Nuestro propósito como santuario es cambiar esto. Creamos un lugar para que los animales antes explotados puedan ser libres; un hogar seguro y permanente donde les devolvemos aquello que les fue robado desde el momento en que nacieron: su vida y su libertad.

Dentro del santuario los animales son respetados y cuidados. Nos ocupamos de dar a los refugiados todos los cuidados veterinarios y nutricionales que requieran, así como también, de atender sus necesidades emocionales para que logren dejar atrás su pasado de crueldad y así puedan desarrollarse como individuos y expresar sus gustos e intereses sin que estos sean coartados.

La situación de los animales de granja es tan grave y son tantas las víctimas, que un santuario por sí solo jamás va a lograr salvarlos a todos.

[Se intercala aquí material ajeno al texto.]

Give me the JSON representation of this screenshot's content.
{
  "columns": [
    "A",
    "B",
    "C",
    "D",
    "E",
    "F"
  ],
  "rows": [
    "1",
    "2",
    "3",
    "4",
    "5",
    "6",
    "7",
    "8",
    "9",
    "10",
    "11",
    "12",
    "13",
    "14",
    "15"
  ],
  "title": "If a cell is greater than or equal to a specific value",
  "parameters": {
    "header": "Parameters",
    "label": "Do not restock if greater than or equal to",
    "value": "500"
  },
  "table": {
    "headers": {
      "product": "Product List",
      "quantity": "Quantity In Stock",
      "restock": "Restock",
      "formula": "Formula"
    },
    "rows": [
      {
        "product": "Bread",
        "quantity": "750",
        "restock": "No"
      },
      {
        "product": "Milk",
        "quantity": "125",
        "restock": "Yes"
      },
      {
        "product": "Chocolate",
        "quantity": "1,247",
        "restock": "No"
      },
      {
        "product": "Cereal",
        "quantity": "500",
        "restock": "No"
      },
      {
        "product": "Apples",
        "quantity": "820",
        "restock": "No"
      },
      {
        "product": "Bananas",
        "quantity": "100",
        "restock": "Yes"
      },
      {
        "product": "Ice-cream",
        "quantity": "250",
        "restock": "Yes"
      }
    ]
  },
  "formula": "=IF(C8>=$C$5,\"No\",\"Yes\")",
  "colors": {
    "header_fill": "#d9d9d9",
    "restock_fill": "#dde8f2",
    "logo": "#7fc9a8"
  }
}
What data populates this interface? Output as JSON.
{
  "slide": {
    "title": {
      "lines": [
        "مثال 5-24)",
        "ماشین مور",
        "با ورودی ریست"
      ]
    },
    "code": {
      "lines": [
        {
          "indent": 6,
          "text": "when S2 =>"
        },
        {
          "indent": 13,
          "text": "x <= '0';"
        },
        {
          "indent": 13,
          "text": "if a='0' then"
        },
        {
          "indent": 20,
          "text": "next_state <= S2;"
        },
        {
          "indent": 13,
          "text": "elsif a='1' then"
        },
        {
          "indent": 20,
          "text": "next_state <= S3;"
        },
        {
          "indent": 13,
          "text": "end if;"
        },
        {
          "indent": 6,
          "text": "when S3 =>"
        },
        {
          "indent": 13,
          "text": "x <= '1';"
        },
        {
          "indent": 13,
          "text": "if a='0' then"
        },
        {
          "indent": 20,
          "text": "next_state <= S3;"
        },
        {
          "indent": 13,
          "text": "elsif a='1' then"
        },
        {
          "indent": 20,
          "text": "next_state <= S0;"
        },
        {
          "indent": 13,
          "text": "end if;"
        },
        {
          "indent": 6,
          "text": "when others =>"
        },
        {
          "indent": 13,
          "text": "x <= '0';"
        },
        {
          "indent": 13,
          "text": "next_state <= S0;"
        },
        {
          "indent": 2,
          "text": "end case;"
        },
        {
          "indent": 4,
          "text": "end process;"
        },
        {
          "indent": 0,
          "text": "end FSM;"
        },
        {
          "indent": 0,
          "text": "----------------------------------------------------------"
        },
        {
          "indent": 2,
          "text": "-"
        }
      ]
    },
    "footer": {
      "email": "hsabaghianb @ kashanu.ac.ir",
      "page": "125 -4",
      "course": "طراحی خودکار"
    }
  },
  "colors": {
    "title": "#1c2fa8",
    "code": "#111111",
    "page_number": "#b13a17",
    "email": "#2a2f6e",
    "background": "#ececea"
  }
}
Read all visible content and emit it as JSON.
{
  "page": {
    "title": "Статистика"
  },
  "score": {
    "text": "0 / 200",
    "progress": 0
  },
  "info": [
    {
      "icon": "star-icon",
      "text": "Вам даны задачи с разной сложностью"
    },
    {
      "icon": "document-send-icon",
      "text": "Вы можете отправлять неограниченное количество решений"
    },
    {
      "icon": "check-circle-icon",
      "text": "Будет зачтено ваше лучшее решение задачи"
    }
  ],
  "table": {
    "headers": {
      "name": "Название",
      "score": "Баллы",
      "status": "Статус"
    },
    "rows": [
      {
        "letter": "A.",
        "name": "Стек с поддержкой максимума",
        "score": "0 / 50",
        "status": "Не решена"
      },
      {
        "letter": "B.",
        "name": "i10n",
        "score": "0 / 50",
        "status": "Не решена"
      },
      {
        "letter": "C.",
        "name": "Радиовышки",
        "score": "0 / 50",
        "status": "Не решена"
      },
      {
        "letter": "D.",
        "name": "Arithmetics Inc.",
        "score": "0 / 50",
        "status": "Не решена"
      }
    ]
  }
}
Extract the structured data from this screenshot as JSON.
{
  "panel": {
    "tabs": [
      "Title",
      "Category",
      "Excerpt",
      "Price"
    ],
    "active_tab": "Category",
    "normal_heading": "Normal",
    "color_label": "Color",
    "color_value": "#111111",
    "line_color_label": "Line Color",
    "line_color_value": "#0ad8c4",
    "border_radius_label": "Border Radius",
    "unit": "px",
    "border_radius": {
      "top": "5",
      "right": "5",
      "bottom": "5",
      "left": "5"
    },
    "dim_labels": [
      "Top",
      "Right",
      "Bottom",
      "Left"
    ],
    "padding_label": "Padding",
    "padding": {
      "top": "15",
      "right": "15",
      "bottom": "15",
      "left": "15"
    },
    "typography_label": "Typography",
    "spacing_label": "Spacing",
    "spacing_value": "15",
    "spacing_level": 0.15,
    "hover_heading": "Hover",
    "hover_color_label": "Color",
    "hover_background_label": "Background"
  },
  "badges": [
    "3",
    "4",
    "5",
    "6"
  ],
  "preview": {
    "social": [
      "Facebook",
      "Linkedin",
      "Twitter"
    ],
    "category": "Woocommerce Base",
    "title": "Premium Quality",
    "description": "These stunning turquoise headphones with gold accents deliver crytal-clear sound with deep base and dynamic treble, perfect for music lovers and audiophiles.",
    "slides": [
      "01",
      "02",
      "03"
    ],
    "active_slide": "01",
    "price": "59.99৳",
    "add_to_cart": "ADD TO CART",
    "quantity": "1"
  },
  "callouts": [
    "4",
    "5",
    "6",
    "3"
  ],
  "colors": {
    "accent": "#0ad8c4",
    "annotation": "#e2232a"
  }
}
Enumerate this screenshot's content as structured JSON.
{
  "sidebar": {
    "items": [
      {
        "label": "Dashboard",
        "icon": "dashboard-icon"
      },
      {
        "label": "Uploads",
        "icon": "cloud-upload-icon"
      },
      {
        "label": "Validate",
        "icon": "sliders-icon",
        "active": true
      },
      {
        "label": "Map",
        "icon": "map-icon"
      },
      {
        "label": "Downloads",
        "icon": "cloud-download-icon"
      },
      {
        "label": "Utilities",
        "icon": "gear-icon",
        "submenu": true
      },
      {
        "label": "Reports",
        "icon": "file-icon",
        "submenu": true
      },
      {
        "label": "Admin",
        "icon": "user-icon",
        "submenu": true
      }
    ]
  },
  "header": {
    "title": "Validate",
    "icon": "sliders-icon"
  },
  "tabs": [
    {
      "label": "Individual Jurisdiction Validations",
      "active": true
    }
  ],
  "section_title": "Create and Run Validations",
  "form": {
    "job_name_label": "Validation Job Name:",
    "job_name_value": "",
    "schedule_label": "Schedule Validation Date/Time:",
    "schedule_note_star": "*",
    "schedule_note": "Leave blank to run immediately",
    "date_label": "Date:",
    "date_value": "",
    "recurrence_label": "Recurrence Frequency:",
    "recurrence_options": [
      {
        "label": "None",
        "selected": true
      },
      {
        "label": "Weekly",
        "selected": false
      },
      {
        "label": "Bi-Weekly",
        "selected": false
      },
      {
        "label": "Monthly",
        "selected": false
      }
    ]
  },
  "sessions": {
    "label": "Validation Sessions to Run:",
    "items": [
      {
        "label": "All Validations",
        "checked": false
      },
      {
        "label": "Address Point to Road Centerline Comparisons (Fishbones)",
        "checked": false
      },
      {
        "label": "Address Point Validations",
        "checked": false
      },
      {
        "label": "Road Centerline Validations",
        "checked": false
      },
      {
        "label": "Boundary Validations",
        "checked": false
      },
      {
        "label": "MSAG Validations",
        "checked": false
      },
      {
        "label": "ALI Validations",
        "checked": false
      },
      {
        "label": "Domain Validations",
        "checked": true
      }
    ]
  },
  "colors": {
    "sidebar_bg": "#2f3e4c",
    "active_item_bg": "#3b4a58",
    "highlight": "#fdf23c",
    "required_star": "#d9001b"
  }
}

Para terminar con la explotación y el sufrimiento de los demás animales, es necesario que dejemos de utilizarlos. Sin embargo, estamos conscientes de que esté será inevitablemente un proceso lento y, por ello, es muy importante que el santuario vaya creciendo cada vez más para poder salvar a la mayor cantidad de víctimas posibles. Con el apoyo de muchas personas comprometidas podremos hacerlo y concretar la meta de construir un santuario tan grande que podamos darle un hogar seguro y libre a cada animal que tenga la posibilidad de ser rescatado.